A former employee described hearing a baby screaming after being delivered: “It sounded like a little alien”. Another described a large baby being aborted into a toilet, where it made swimming motions with its arms, apparently in an instinctive attempt to save itself. (The Atlantic recently described the case here.)

I can only find one article about this trial on the BBC website, and there’s no suggestion that it has yet been covered by TV or Radio News. There’s a chance, I suppose, that BBC News will cover the case once the trial ends. But maybe they won’t, because, you see, the BBC thinks abortion is inherently a good thing, and it assumes that those who are against it are all compassionless right-wing religious maniacs who probably belong to the Tea Party.

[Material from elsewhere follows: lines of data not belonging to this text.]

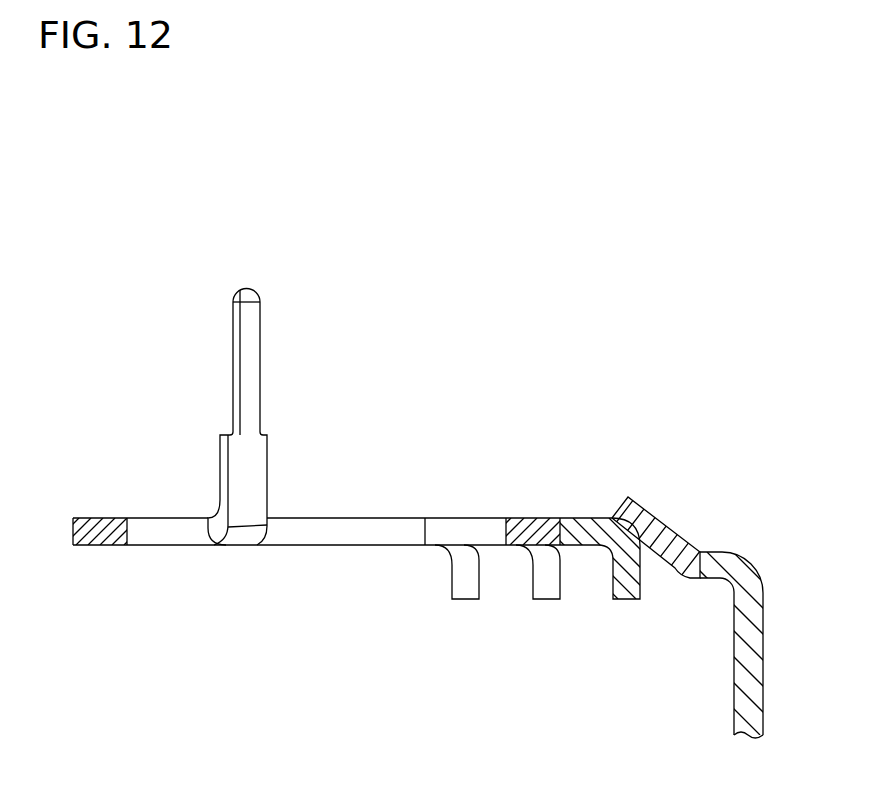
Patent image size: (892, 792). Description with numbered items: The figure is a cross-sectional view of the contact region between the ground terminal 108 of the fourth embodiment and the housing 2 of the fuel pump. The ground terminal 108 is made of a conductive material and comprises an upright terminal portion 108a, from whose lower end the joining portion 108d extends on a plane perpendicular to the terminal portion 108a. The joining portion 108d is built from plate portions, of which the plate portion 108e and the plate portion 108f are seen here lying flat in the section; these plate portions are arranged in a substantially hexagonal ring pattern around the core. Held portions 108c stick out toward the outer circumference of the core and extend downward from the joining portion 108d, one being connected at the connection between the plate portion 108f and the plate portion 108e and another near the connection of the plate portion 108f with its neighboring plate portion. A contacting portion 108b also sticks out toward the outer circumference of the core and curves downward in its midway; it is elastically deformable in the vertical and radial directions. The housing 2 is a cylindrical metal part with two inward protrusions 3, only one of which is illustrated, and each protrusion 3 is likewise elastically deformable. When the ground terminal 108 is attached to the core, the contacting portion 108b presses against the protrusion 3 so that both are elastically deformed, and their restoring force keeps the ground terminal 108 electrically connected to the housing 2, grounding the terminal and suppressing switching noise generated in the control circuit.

The ground terminal 108 is at (320, 314).
The terminal portion 108a is at (247, 326).
The contacting portion 108b is at (622, 587).
The held portion 108c is at (463, 587).
The joining portion 108d is at (297, 549).
The plate portion 108e is at (354, 513).
The plate portion 108f is at (465, 513).
The protrusion 3 is at (660, 526).
The housing 2 is at (753, 601).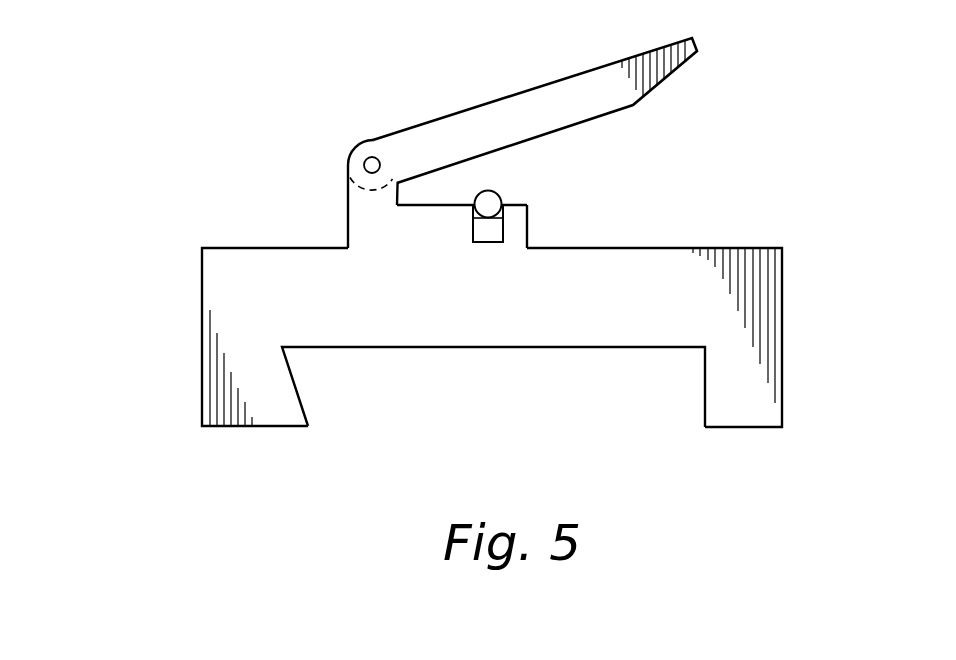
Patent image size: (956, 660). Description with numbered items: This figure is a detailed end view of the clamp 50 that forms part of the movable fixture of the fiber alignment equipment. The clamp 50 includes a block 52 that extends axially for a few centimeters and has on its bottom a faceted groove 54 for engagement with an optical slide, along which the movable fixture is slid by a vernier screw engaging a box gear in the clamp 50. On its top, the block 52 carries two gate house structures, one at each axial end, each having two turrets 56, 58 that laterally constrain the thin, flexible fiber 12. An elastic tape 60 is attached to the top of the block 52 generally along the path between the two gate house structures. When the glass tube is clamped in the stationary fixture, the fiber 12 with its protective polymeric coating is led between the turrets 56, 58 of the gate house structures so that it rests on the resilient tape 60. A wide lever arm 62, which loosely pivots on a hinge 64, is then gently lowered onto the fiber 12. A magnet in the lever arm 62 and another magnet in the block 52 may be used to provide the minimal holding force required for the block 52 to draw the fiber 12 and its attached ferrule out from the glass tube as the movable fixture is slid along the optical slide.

Apparently, America’s liberal mainstream media are also doing their best to cover up the Gosnell case (liberals burst into tears when psychopathic killers are sentenced to death, but the wholesale slaughter of babies is evidently a matter of indifference to them - somehow, they're not "victimy" enough).

Here, the Guardian – that vile rag – has adopted the sort of bizarre moral position which only makes sense to left-wingers: it blames pro-lifers for what happened at Gosnell’s clinic. No, honestly, I'm not making this up  – if you're in need of an emetic, you can read Jill Fillipovic's farrago of "wimmin's" nonsense here.

I'll be watching with interest to see how the BBC deals with the Gosnell trial when it ends: if it fails to give it at least as much prominence to it as it gave to last night's sad story from Ireland, it'll confirm that abortion is yet another topic on which the corporation has renounced unbiased reporting in favour of propaganda.